As per my understanding, the key message is that doing well with money has less to do with the smartness of the person and lot to do with the behavior. There are a lot of learnings one can take-away from the book, my top 6 are as follows:

  1.  Manage your money in a way that allows you to sleep at night: I guess, this is the best punchline Morgan has put in this book. He explains that managing the money well is different from getting a highest package or getting high returns on the investment. People tend to lose sleep even when they are earning highest returns. There is a difference in getting wealthy and staying wealthy. So, the fundamental question we should ask ourselves before making any financial decision is – Will this help me to get sleep at night?
  2. Respect the power of luck and risk and be humble: We should be careful when assuming certain outcomes are only based on our 100% of actions. There are other factors that also have a role to play (luck and risk). We often forget to take it into consideration when calibrating someone’s success or misfortune. Morgan wrote a letter to his son when he was born and stated- “Not all the success is due to hard work and not all the poverty is due to laziness. Keep this in mind when judging people including yourself.” Further, another great advice that Morgan mentioned in the letter was “No one is impressed with our possessions as much as we are. We may think we need flashy possessions but deep inside what we want is respect and admiration from others. And these pricy possessions never bring that- especially not from the people we want to respect us.
  3. Don’t narrow your focus on individual patterns: Morgan emphasizes on focusing on broad patterns. As it so happens that when we focus on individual investments, ones which are doing well look to us as winners than they are, and the losers appear to be more regrettable than they should be. One must understand that it is not possible that all the things go right all the time. We can be wrong half the time and still make a fortune because of the 80-20 principle. As per Morgan, it is fine to have large chunk of poor investments and few outstanding ones.
  4. Make ‘time’ and ‘patience’ your best friends: The single most powerful thing that any investor can do is – increase the time horizon. The ones who understand the power of compounding understand the role of ‘time’ in investing. He points out one fact which makes the point so relevant - $81.4 billion out of $84.5 billion net worth of Warren Buffet came after his 65th birthday. His secret in investing is time. His close friend and business partner Charlie Munger were quoted saying – “The first rule of compounding is: Never interrupt it unnecessarily.
  5.  Define the cost of success and be ready to pay it: There are no free lunches. The problem is that for a lot of things the price tags aren’t visible. When we experience them first-hand, then the price becomes apparent. He uses the statistic that the S&P 500 increased 119-fold in the 50 years ending 2018. Imagine, if someone would have invested a lump sum and just watched it compound over years. But not many have done it. Because there is a ‘fee’ for these incredible returns which are fear, uncertainty, regret, panic as stock markets plunges at regular intervals. This is the price we must learn to pay to enjoy the returns.
  6. Define the game you’re playing: We often commit mistake of making our financial decisions on someone else opinion (be it experts’ advice, stock market news, some industrialist’s portfolio, and other mediums). A teenager, an elderly person, and a hedge fund manager- all will have different goals. And the hard reality is that another person, whom we are blindly following, doesn’t know our end goal. We follow a decision that may be right for them and disastrous for us. Hence, it is important that as an individual we realize our game to avoid getting distracted and off-track by others’ decisions. This is no single right answer in this mad world of investing. We just have to find out the answer that works for us.

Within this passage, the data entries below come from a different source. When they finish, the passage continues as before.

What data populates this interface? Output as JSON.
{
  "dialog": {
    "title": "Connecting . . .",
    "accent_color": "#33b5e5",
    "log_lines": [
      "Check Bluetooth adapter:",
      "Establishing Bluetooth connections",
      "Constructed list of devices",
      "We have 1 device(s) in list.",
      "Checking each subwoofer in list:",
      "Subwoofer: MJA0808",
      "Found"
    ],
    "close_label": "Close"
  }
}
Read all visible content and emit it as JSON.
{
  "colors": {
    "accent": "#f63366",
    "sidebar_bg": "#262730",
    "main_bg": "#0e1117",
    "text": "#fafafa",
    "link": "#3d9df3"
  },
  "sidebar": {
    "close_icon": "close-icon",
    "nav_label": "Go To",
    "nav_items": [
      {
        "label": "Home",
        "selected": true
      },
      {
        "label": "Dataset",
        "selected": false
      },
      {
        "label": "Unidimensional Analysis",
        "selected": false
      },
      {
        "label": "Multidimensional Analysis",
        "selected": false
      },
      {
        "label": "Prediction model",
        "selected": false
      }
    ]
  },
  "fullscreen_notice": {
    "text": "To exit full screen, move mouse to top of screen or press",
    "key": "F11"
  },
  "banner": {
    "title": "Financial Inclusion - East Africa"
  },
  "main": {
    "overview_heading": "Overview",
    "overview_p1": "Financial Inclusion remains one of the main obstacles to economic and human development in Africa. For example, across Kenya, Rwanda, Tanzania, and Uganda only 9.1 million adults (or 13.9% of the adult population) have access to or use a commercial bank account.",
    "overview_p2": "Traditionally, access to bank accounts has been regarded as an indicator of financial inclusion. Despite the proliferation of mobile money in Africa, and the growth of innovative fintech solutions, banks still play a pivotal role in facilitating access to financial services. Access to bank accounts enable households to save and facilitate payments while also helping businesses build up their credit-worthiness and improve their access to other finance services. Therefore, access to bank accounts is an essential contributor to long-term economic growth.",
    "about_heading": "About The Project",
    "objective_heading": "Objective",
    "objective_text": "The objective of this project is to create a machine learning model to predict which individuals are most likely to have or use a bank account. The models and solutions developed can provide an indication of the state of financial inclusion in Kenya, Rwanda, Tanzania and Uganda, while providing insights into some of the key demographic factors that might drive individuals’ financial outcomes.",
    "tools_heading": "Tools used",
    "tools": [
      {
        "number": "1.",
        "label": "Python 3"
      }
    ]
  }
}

 Morgan has added a postscript titled “A Brief history of why U.S. Consumers think the way they do”. This section is interesting to understand the current state of consumers in US market.

There are many books on investing, but this book provides a fresh look on the human biases we have, in crisp manner and using simple language. One is bound to gain awareness on our psychological behaviors to navigate better with the money matters. Let me warn you , there is no math-based logic displayed in the book to tell you where to invest, best ways to invest rather Morgan has dived into the grey area on showcasing how people make financial decisions in real world.

I would recommend this book to anyone who doesn’t have the appetite to go through thick detailed books on psychology yet wants to learn about behavior and money decisions. It will help you to make your own mental approach for money.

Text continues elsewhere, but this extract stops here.